VIII. Considerações Finais
A função da dogmática penal é proporcionar ao juiz critérios seguros e precisos na distribuição da justiça. Apurando-se os pressupostos para que se concretize um tipo criminal, é possível distinguir uma figura delituosa de outra e, consequentemente, evitar a arbitrariedade e a improvisação, no intuito de facilitar a aplicação do Direito Penal [74].
Pela teoria da imputação objetiva, haverá imputação "objetiva" do resultado quando a conduta do sujeito produziu, criou, materialmente um risco juridicamente reprovável, proibido, e relevante [75]. De outro lado, inexistirá a imputação "objetiva" quando faltar essa criação de perigo [76].
Nessas premissas, é possível evidenciar um limite político-criminalmente plausível ao arbítrio do julgador e à atividade abusiva dos acusadores, o que, nas palavras de Damásio de Jesus, enriquece a Justiça, porquanto fornece instrumentos modernos à acusação, como a teoria do incremento do risco, e à defesa, como a exigência no tipo incriminador de um novo elemento normativo, qual seja, a própria imputação objetiva [77].
Para Juarez Tavares, ela não é uma teoria para atribuir, senão para restringir a incidência da proibição sobre determinado sujeito, de sorte que, na medida em que puder cumprir semelhante função, sua adoção é válida e louvável [78].
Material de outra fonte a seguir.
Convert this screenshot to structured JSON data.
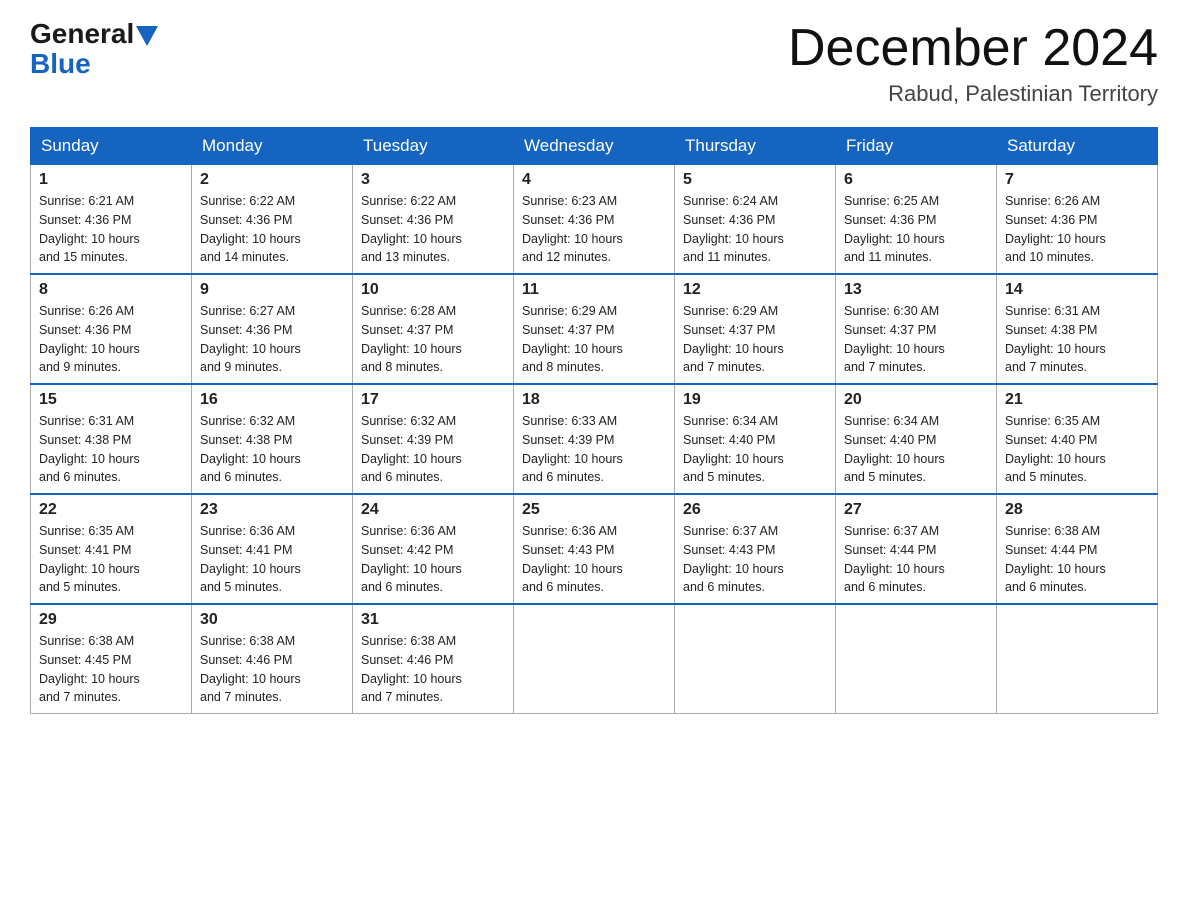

Uma de suas consequências perceptíveis é a antecipação para o plano da tipicidade da exclusão de certas condutas e resultados do campo penal, solução que as doutrinas clássicas só admitem na esfera da ilicitude [79]. Assim, a atribuição do efeito de atipicidade ao consenso válido, impede a persecução criminal, atendendo a reclamos de um Direito penal democrático e garantista [80].
É evidente que não há consenso sobre o tema na doutrina [81]. José Carlos Pagliuca atesta que o pragmatismo dominante em nosso sistema penal, trazendo conceitos apriorísticos já arraigados e fechados numa determinada proposição legal (a norma jurídica) impede, de certa forma, a liberdade de alcançarmos outra interpretação, senão aquela determinada no comando normativo em testilha quando do evento naturalístico real [82].
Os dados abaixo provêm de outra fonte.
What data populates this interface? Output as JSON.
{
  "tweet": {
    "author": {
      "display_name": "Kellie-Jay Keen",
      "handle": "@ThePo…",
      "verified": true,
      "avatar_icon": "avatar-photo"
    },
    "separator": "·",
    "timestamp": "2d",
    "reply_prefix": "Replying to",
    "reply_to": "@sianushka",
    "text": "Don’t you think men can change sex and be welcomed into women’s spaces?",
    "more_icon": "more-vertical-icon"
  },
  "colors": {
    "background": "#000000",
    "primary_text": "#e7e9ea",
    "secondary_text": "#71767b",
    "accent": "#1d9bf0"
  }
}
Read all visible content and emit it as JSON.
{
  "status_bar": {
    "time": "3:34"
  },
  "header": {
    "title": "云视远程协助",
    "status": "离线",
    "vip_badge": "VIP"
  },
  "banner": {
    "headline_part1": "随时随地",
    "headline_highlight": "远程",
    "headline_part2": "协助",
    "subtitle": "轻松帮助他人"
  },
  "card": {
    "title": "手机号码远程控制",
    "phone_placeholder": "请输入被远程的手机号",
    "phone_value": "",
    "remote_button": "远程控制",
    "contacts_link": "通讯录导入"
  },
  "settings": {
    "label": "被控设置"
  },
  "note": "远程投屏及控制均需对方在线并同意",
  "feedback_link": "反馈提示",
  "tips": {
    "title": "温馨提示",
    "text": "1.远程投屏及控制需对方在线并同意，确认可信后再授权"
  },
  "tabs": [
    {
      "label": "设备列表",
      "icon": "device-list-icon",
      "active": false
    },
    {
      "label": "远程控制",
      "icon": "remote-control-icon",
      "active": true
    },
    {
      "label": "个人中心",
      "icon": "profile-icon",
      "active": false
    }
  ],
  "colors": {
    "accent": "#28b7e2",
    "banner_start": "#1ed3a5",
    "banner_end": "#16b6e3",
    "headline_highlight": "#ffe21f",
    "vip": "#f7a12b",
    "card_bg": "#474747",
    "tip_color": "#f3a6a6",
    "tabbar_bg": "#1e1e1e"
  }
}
O argumento de Roxin para defender essa teoria nos remete à proteção dos bens jurídico-penais:
Quem deseja proteger jurídico-penalmente bens que não podem ser protegidos de outra forma, deve tornar a criação e a realização de um risco não permitido para estes bens o critério central de imputação, mas deve também utilizar o risco permitido, o fim de proteção da norma de cuidado bem como a auto-responsabilidade da vítima e a esfera de responsabilidade de terceiros, para uma limitar a responsabilidade, o que é necessário em razão do bem comum e da liberdade individual [83].
As colocações aqui invocadas só comprovam a necessidade da ampliação do estudo na doutrina brasileira, a fim de se averiguar se a vasta base teórica verificada satisfaz nossas exigências político-criminais.
Certo é que esse desenvolvimento está atrelado à superação de uma cultura formalista e de relativismo valorativo, que enaltece uma jurisprudência com pretensão vinculante e o conhecido argumento de autoridade, arraigado de preconceitos que retraem a natural evolução das ciências criminais, a despeito do pluralismo ideológico preconizado pela Constituição Federal.